Lesson Number 6: Gas appliances totally rock. When you find yourself without power and you still have hot water and the ability to cook, you will be eternally grateful that you have a gas powered hot water heater and oven. Trust me. Been there, done that, bought the t-shirt.
Lesson Number 7: Got a winter storm? Having your heat go out is not a fun experience. Pile on the blankets and put on a sweatshirt. Or two. Or three. Whatever you do, given the risk of carbon monoxide poisoning, don’t turn on your oven or your cook top to stay warm for long periods of time.
Lesson Number 8: While it may seem old fashioned to have one in the house, having a battery powered or a hand crank radio can be a lifeline when the power goes out in the middle of meteorological mayhem, keeping you informed of what may be crucial information.
Lesson Number 9: While they may hearken back to practically pre-historic times, keep a corded phone somewhere in your house. Once the power goes out, your cordless will be nothing more than a very expensive paperweight and you are going to want to preserve your cell phone battery.
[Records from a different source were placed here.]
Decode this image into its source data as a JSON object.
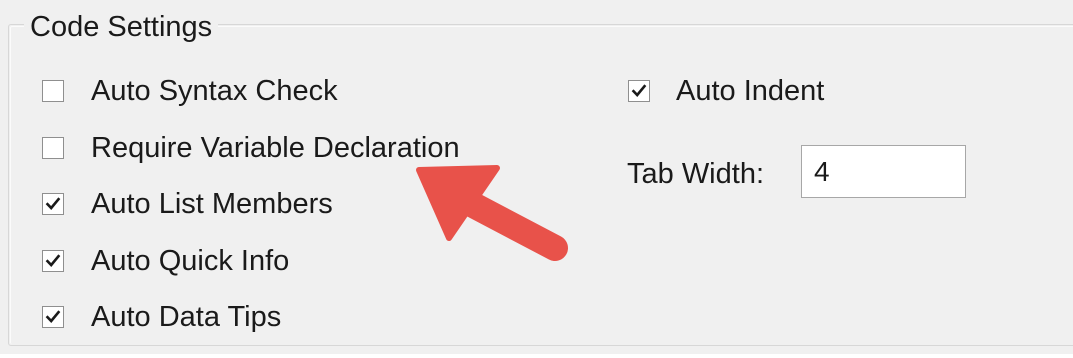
{
  "group": {
    "title": "Code Settings"
  },
  "options": {
    "auto_syntax_check": {
      "label": "Auto Syntax Check",
      "checked": false
    },
    "require_variable_declaration": {
      "label": "Require Variable Declaration",
      "checked": false
    },
    "auto_list_members": {
      "label": "Auto List Members",
      "checked": true
    },
    "auto_quick_info": {
      "label": "Auto Quick Info",
      "checked": true
    },
    "auto_data_tips": {
      "label": "Auto Data Tips",
      "checked": true
    },
    "auto_indent": {
      "label": "Auto Indent",
      "checked": true
    }
  },
  "tab_width": {
    "label": "Tab Width:",
    "value": "4"
  },
  "annotation": {
    "arrow_color": "#e8524a",
    "icon": "arrow-pointer-icon"
  },
  "colors": {
    "background": "#f0f0f0",
    "checkbox_border": "#8f8f8f",
    "check_mark": "#1a1a1a"
  }
}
As long as the phone lines aren’t down, your corded phone is going to be good to go.
Lesson Number 10: Listen to the weather advisories and follow the advice of local authorities. Yes, they may sometimes blow things out of proportion, but you never know when they may be completely on track with their predictions with, unfortunately, potentially devastating results.
Lesson Number 11: While you want to load up on basic necessities before a storm, remember that you may lose all the food in your refrigerator or freezer should the power go out for an extended period of time. So buy what you need to keep you stocked for a few days, but pre-storm is not the time to pack your refrigerator or your freezer with food.
Lesson Number 12: If you live in an area where the power lines are above ground, maybe, maybe it is time to think about investing in a generator? I know I am!